Orthopedic care can make a great difference in the lives of some children with cerebral palsy, muscle disorders, and spina bifida. Many orthopedic training programs put little emphasis on neuromuscular disorders, spina bifida or cerebral palsy. Caring for these patients can be time consuming and heart-wrenching.
It takes special doctors and a team of experts to care for these children. A pediatric orthopedist and a well-trained physical therapist are the two most important professionals needed. Sometimes, a pulmonologist or other specialists are important also.
Children with cerebral palsy be helped in several ways. One is by botox injections into spastic muscles, but this must be done by an orthopedist who has had wide experience in the technique. Not every child with cerebral palsy will improve, so careful selection must be made for the right candidates. If a child has a spastic diplegia, where just the legs are involved, he or she may improve greatly with a surgery called a rhizotomy. This surgery would be performed by a neurosurgeon, not an orthopedic surgeon. Back surgery for scoliosis or curvature of the spine may or may not help a patient with cerebral palsy. Thus, the pros or cons of surgery should be carefully weighed and often a second opinion is wise.
Arthrogryposis is a condition where one or more joints are fixed and surgery or serial casts may be helpful. Once again this should only be done by an orthopedist with wide experience with the disorder. Neuromuscular disorders can present real challenges, but scoliosis should be aggressively treated. If surgery is done, a child must never lie in bed after the surgery. I have seen a tragic result when the orthopedist would not allow a child to be upright and have physical therapy. Back braces after the surgery may or may not be indicated or needed.
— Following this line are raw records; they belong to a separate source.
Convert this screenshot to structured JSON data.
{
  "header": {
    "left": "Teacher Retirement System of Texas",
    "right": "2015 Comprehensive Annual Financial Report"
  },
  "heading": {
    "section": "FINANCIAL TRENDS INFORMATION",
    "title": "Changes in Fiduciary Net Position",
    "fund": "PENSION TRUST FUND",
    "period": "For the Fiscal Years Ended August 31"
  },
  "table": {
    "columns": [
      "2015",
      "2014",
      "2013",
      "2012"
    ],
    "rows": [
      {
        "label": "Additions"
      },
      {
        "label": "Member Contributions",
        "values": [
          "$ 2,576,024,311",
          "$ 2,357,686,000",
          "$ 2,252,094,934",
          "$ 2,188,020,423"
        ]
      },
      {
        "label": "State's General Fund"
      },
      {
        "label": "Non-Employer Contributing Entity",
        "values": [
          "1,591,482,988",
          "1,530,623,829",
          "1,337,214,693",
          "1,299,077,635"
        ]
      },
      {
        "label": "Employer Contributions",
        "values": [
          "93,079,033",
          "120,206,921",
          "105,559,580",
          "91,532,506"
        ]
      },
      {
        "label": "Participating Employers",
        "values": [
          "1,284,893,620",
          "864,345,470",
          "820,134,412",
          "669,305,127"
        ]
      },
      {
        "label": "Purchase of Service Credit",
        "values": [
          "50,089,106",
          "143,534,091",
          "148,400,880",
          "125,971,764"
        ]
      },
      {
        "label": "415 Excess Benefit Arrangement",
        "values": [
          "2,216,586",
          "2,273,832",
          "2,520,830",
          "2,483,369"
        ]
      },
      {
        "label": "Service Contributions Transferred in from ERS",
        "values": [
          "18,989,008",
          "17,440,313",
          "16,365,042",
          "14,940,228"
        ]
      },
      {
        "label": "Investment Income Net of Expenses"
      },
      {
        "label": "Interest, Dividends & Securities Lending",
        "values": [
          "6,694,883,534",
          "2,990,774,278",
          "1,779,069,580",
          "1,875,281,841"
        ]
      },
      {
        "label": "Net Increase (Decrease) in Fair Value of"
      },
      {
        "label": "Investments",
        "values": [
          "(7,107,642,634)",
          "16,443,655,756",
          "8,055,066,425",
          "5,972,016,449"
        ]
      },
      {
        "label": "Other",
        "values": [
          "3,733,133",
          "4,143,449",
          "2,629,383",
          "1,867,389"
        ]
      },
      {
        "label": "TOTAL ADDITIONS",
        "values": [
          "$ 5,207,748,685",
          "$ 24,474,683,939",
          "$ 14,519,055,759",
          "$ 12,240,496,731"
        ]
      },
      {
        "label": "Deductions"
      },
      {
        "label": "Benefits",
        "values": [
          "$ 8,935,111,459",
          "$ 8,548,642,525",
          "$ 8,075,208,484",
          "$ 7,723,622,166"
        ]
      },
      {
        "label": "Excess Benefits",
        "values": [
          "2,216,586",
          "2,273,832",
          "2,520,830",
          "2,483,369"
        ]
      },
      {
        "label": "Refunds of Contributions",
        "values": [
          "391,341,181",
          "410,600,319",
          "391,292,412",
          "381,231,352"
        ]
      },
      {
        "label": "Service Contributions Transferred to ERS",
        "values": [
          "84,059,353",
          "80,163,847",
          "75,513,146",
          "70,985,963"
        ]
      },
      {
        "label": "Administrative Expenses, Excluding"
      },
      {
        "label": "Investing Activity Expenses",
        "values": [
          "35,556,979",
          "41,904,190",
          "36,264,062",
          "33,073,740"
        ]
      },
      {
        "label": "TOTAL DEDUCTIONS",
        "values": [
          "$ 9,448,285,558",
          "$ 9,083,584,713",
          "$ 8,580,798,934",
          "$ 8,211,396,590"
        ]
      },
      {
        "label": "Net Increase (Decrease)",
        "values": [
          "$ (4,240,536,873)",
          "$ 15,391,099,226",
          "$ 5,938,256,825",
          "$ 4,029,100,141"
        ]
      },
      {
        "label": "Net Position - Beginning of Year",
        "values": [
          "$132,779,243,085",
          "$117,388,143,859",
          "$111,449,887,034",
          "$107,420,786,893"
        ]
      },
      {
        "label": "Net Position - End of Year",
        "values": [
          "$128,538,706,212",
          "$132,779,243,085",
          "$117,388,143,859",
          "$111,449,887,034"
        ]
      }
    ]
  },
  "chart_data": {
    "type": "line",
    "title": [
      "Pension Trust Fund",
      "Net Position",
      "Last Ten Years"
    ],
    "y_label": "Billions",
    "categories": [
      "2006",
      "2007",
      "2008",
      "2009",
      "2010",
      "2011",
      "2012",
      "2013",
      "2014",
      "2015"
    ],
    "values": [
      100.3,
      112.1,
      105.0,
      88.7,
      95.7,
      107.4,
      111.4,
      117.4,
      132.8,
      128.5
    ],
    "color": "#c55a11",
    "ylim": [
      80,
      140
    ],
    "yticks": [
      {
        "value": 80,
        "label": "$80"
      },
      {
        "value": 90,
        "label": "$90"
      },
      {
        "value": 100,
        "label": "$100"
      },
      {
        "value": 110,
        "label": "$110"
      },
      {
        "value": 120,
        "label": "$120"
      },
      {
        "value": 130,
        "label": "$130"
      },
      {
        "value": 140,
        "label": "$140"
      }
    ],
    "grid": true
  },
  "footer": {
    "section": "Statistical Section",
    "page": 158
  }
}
Hip surgery in Type II spinal atrophy may not be successful because with too much muscle weakness the hip bone will not stay in the socket and will dislocate even if surgery is done. I have seen this occur several times.
Boys with Duchenne muscular dystrophy usually start walking on their toes at an early age because of heel cord tightness. Simple heel cord surgery, called percutaneous surgery, can help the boys walk much longer. Also, short leg splints and night splints, plus stretching can help keep the heel cords stretched out.